Mardi 20 Février 2018

Bénin : les Béninois dans l'attente du dégel de la crise sociale qui secoue depuis trois semaines leur pays

Bénin : les Béninois dans l'attente du dégel de la crise sociale qui secoue depuis trois semaines leur pays
(Xinhua 07/02/18)
Le chef de l'Etat, Patrice Talon.

La majorité de la population béninoise avait le regard tourné mardi vers le palais présidentiel à Cotonou où le chef de l'Etat, Patrice Talon, devait recevoir dans l'après-midi les secrétaires généraux des centrales et confédérations syndicales en vue de désamorcer la crise sociale qui secoue l'administration publique depuis près d'un mois.

"Nous souhaitons vivement que cette rencontre du président avec les leaders syndicaux puisse aboutir à un consensus favorable pour le dégel de cette crise sociale qui a déjà trop duré", a confié à Xinhua Barnabé Dossoukpèvi, un administrateur civil à la retraite, pour qui cette paralysie de l'appareil administratif depuis trois semaines a de lourdes conséquences pour l'économie béninoise.

Avec cette grève générale, "l'Etat béninois aurait déjà enregistré d'énormes conséquences, non seulement sur le plan économique avec le ralentissement de l'appareil productif de l'Etat, mais aussi des morts dans les hôpitaux pour manque de soins et une dépravation aggravée des mœurs dans les milieux scolaires et universitaires, faute des fermetures des classes", a-t-il déploré.

Pélagie Afiavi, vendeuse de marchandises au marché de Vêdoko, un quartier populeux de Cotonou, a dit prier pour que "Dieu le tout puissant" éclaire les décideurs pour qu'ils parviennent à un dialogue franc et sincère, souhaité par le clergé catholique et tous les Béninois.

"Notre souhait le plus ardent est que dès ce soir, à l'issue de cette rencontre, que le dialogue puisse s'instaurer entre les deux parties et que les syndicalistes lèvent en même temps leurs motions de grève, pour que les activités redémarrent normalement dans tous les secteurs de la vie économique du pays", a-t-elle souhaité.

Ouvertes depuis le 30 janvier dernier, les négociations entre le gouvernement et les centrales syndicales se sont soldées le 5 février par un échec au terme de plusieurs heures d'âpres négociations.

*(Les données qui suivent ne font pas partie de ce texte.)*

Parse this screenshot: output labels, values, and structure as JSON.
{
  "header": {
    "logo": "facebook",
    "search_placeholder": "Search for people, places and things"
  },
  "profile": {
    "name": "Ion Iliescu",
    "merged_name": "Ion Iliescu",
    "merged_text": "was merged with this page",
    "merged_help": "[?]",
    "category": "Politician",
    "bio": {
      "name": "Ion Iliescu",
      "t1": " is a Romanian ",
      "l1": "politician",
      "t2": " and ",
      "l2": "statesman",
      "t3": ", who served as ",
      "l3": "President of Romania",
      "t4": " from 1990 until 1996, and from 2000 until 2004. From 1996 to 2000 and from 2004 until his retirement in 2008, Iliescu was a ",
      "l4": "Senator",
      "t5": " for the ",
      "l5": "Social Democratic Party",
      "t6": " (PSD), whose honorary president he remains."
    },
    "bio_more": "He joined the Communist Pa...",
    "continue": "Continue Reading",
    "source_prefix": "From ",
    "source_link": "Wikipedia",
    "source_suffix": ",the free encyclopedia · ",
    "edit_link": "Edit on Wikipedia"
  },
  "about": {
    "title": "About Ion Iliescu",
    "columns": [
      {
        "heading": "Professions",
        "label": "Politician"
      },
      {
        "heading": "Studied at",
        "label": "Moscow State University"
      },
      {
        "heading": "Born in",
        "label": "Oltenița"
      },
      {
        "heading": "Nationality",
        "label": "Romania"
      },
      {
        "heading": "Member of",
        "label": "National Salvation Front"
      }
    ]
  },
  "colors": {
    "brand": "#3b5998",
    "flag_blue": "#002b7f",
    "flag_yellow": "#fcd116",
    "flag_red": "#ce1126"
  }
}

Pour le secrétaire général de la Confédération syndicale des travailleurs du Bénin (CSTB, la plus représentative), Kassa Mampo, cette première session extraordinaire de la Commission nationale permanente de concertation et de négociation collective gouvernement-syndicats n'a produit aucun résultat "concret".

Il a déploré le fait que les membres du gouvernement n'aient pu apporter de réponses aux points inscrits à l'ordre du jour, dont la question des libertés, le relèvement du salaire minimum, la hiérarchisation des salaires et la revalorisation du point indiciaire, l'application du statut particulier des enseignants du primaire et du secondaire ou encore la coordination entre le Fonds national des retraités du Bénin (FNRB) et la Caisse nationale de sécurité sociale (CNSS)

"On a espoir que la rencontre de ce jour avec le président de la République pourra nous concéder quelque chose", a néanmoins espéré El Hadj Sabirou Madjidi, secrétaire exécutif de la Fédération des syndicats du secteur de l'éducation, affiliée à la Confédération générale des travailleurs du Bénin (CGTB).